Ciudad Bolívar, 20th October 2014, (Venezuelanalysis.com) - On Saturday thousands of Venezuelan youth and government supporters participated in a march against terrorism and for peace. The youth march was organized in response to the assassination of 27-year old lawmaker and Chavista leader Robert Serra, who was murdered along with his partner Maria Herrera in their home earlier this month.
Young people and government supporters filled the streets of Caracas to take their demand - that lawmakers officially declare the murder of Serra as an act of terrorism - to the National Assembly.
Dressed in chavista red, and carrying signs that stated “Venezuela against terrorism” and “Venezuela against fascist paramilitarism,” thousands of youth from throughout the country and the capital region joined in the day of action to remember the life of Robert Serra and to take a stand against his brutal murder. Government officials have claimed the assassination was linked to a Colombian paramilitary operation that has potential ties to elements of the Venezuelan opposition.
"I'm here because I'm against the Venezuelan right's fascist activities,” said Rosario Carabello, a government supporter who attended the march. Many such young people are referred to as “generation Chávez” since most teenagers in Venezuela have grown up in the Bolivarian Revolution and the younger generation has little memory of Venezuela prior to former president Hugo Chavez's election in 1998.
The murder of Serra and his partner Herrera have sent shock waves throughout Venezuela and especially through the chavista ranks, who have claimed that his assassination is a part of a broader plot to attack chavista leadership and destabilize the country. According to the government, all eight men who were involved in Serra's murder have been identified and two men, including Serra's former bodyguard, Eduwin Camacho Torres, are in custody and have confessed to their participation in the murder of the young legislator.
Despite the alleged confessions and claims by authorities that a paramilitary cell under the leadership of a man nicknamed “Colombia” carefully plotted the murders of Serra and Herrera, the right-wing opposition has continued to claim that Serra's murder is an example of street violence and random crime in Caracas.
A week after Serra's death, Jesús “Chúo” Torrealba, the executive secretary of the opposition Democratic Unity Roundtable (MUD), asked “all Venezuelans to take part in a national crusade against violence”; even calling on the chavista base to participate in a MUD-sponsored march.
According to Reuters, the opposition march, which also took place on Saturday, only pulled in a few hundred people and was dwarfed by the pro-government rally. The opposition marchers protested against high crime rates, in an attempt to link Serra's death to common street crime. They also protested alleged violations of human rights and economic problems, like food shortages, in the country.

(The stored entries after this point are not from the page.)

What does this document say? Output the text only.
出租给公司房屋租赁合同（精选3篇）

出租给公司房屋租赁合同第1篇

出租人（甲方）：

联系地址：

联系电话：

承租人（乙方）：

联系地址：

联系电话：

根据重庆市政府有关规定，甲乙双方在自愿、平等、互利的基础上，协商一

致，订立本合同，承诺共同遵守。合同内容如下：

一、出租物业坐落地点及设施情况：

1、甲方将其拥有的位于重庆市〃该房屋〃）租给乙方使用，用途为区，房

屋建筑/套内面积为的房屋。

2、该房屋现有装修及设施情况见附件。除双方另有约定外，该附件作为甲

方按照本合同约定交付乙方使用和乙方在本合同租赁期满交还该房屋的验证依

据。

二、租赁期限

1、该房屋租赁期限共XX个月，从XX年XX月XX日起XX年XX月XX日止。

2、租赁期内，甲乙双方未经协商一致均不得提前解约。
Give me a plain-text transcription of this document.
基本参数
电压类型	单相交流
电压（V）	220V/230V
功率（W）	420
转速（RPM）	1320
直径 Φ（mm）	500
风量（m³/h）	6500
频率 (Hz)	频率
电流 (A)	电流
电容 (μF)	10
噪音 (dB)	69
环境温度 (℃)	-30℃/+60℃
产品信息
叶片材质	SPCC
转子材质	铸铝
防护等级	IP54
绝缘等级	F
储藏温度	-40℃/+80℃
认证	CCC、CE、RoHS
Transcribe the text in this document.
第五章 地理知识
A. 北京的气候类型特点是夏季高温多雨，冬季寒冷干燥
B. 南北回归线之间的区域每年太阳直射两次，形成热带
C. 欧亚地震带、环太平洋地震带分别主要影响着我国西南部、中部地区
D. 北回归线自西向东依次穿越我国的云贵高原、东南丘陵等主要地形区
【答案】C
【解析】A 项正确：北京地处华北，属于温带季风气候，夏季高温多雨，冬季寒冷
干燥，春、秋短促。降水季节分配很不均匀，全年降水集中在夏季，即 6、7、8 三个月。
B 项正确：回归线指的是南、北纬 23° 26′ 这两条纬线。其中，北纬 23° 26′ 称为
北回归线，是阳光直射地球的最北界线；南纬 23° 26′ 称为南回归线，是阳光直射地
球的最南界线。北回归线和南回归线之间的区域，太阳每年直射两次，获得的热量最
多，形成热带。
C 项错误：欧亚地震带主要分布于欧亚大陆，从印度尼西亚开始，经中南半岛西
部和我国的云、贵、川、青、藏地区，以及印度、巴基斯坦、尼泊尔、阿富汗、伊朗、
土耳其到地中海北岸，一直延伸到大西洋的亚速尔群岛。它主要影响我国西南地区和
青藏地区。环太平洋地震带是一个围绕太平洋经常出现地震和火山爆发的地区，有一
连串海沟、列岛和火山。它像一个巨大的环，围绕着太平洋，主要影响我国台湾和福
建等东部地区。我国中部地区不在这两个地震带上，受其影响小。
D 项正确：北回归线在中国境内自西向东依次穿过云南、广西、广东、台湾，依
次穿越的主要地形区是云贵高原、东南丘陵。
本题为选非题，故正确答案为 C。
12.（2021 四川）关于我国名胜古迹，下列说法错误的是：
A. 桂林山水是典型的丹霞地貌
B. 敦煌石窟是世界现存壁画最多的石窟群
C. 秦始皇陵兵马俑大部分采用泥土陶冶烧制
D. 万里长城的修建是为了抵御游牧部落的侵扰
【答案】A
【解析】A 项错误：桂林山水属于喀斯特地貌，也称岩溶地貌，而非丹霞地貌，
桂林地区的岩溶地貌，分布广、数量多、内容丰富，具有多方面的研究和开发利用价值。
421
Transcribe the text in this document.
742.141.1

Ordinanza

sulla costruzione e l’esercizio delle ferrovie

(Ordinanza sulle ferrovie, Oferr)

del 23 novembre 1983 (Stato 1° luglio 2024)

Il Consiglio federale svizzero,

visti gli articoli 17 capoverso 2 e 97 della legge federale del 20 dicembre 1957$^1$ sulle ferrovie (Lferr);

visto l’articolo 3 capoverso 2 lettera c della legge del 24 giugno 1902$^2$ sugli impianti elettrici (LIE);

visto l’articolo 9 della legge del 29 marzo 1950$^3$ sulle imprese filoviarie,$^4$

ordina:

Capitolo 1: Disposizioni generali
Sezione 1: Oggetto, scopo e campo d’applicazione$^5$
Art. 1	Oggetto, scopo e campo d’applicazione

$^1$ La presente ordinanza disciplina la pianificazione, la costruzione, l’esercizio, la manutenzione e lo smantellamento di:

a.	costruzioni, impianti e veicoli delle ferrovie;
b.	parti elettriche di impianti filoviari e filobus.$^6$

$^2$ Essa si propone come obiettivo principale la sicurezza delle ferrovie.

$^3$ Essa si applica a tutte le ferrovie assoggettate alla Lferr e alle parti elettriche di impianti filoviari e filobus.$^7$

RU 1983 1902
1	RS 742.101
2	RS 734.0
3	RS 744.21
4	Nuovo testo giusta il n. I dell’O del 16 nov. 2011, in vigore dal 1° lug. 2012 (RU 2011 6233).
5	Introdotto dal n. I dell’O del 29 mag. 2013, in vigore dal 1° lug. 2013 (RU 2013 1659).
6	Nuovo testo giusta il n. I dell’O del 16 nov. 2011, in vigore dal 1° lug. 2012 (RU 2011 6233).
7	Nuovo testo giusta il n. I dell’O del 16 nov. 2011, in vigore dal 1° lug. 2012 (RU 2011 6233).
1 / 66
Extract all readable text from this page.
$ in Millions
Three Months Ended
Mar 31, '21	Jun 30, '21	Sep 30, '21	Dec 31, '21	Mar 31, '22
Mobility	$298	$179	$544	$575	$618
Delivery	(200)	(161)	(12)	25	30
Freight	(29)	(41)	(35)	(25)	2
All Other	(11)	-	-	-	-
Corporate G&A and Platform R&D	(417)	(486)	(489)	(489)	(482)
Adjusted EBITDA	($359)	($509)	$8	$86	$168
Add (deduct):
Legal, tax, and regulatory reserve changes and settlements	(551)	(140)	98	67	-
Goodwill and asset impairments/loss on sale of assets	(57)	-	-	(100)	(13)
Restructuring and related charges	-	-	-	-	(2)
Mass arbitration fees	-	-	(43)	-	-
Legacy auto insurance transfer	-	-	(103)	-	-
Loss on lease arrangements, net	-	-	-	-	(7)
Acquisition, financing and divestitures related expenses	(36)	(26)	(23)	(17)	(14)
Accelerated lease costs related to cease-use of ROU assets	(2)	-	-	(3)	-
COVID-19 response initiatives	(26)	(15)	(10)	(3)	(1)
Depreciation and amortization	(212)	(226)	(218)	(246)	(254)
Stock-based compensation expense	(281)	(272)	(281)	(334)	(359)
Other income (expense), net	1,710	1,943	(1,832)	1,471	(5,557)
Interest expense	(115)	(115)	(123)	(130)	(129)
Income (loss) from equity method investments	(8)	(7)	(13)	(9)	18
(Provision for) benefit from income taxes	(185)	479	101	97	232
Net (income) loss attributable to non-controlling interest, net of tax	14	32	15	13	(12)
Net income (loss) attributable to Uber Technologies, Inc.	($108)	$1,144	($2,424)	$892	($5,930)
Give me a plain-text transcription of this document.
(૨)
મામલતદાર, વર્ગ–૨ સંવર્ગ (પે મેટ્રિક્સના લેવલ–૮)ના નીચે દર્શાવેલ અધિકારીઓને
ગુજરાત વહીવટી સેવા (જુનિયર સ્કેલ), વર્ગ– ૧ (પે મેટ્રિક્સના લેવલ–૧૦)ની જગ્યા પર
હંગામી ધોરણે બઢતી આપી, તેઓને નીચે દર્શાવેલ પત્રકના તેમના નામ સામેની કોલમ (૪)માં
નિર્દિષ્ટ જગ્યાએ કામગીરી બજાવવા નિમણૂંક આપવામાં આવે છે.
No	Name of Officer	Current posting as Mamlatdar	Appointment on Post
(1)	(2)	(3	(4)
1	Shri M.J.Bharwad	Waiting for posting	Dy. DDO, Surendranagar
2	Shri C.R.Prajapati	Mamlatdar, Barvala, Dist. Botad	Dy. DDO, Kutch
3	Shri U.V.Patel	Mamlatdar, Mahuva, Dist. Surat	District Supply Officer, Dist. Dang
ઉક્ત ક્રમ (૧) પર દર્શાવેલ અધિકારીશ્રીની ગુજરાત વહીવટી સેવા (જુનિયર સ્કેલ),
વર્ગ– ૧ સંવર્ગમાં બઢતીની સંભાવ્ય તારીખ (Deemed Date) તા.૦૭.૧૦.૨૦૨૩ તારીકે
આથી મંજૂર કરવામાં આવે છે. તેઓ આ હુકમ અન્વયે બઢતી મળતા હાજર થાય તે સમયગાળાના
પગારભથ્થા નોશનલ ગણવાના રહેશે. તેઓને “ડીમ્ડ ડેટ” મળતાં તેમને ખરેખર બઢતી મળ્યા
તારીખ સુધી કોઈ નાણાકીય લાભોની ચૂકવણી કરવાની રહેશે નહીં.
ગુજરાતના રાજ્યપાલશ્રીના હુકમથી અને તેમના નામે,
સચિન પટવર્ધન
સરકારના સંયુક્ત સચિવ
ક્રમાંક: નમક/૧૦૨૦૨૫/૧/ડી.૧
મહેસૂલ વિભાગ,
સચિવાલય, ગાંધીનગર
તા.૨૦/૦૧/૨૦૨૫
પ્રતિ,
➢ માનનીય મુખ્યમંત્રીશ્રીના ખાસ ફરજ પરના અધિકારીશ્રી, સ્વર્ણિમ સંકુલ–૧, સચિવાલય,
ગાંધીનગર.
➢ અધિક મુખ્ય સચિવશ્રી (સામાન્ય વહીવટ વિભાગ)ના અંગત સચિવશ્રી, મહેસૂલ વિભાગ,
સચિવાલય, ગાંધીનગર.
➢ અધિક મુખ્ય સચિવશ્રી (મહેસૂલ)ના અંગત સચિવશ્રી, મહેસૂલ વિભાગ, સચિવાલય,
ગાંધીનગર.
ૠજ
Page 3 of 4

The opposition march was the first call to street protests by the MUD since the five months of violent protests which left 43 people dead earlier this year. The extremely low turnout has been noted by both national and international press.
The pro-government demonstration marched through a torrential downpour that soaked those attending including President Nicholas Maduro who concluded his speech in a drenched red, blue and yellow track suit, the colors of the Venezuelan flag. From the stage, Maduro rhetorically asked the crowd why Serra had been murdered, answering, "To silence us! The right-wing fascists are scared of young rebels, young revolutionaries".
The investigation into Serra's murder continues and Venezuelan officials have called on the assistance of Interpol in detaining the remaining suspects, some of whom are assumed to be outside of Venezuela's national boundaries.